Doctors at the hospital say the designation means patients can expect a standard of care across all the network's 68 sites in 33 different states. UVM is the only site in northern New England. Researchers with the UVM Larner College of Medicine have been working with the UVM Medical Center to make strides in pulmonary fibrosis research.
"For patients who are already in our clinic, it's great because we get access to new research, so when a new clinical trial opens up, we will be able to have access to that," said Dr. Prema Menon, the director of UVM's Interstitial Lung Disease Clinic, where about 300 patients are treated.
Pulmonary fibrosis is a rare scarring of the lungs that makes it difficult for oxygen to enter the blood. More than 200 different diseases fall under pulmonary fibrosis. It can cause a variety of issues, from severe cough to eventually using oxygen. It kills about 40,000 people each year, and with no cure, about 50 percent of patients diagnosed with the disease will die in three to five years.
"I think many people get a diagnosis elsewhere or hear about it... they Google it. I think the good part about this is that when they Google it, our site will come up as a place they can come to for treatment," said Menon.
Menon says the medial center experts in pulmonology, radiology, pathology and rheumatology will care for patients as a team, while also studying the causes and therapies for the disease. Menon also started a support group for those with PF."
"My cough was just awful.
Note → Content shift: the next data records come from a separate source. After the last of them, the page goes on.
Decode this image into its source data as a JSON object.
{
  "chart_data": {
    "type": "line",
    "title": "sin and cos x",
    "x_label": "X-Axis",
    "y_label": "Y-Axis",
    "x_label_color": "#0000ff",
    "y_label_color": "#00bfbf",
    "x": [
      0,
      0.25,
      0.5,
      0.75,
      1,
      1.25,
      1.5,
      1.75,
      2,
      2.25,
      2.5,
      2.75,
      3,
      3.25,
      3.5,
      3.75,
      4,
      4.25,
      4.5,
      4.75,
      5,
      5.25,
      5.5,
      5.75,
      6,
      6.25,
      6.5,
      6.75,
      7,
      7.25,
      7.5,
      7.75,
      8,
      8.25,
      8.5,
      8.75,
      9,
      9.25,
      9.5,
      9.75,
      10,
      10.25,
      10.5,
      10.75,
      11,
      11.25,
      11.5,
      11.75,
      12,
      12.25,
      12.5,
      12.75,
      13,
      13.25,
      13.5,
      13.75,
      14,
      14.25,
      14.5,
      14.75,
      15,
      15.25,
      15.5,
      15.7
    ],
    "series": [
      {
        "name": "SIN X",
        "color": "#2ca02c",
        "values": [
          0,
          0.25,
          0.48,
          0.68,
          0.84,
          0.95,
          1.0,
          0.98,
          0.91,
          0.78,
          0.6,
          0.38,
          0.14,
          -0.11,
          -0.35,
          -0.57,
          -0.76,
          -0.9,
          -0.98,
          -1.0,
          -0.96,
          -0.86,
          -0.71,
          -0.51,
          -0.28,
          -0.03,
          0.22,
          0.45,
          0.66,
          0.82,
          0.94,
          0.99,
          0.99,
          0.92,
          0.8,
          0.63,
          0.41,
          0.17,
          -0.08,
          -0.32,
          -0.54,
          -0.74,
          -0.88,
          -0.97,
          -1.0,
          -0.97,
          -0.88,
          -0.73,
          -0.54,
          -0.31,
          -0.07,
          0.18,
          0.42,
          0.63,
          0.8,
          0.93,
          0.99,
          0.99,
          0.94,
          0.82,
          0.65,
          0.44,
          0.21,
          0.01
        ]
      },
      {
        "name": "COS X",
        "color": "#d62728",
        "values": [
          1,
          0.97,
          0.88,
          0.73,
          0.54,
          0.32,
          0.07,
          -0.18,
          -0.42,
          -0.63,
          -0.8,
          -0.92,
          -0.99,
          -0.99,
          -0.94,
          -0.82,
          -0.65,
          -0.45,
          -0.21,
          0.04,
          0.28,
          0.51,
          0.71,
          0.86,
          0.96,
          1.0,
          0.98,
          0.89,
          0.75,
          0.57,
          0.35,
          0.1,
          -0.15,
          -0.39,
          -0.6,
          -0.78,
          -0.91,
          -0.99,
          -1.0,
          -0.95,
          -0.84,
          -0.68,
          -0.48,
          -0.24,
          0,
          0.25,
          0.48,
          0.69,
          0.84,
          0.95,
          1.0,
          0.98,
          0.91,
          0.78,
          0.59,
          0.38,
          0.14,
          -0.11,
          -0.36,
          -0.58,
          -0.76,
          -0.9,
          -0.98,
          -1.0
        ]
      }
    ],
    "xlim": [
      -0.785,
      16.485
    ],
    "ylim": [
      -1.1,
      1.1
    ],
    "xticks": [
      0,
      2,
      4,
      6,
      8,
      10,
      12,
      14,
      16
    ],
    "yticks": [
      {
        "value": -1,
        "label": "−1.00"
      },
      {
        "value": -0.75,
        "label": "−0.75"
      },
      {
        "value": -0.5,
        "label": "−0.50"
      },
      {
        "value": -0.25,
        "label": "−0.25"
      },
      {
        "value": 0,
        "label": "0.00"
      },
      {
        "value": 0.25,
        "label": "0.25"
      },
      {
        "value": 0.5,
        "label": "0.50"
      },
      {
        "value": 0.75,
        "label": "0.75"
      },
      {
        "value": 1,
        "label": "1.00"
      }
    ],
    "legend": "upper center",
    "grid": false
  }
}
It got so that I couldn't sleep at all," said Bruce Towne, a PF patient who is part of the support group. "So I finally went back to my doctor and said, if you don't do something about this cough I'm going to have to jump off the roof."
Towne is doing better now and Menon says it's patients like him in her support group that were the driving force behind applying for this designation.
"This is not just a center related designation, it really says a lot about the patients who are kind of telling us that they have this need," he said.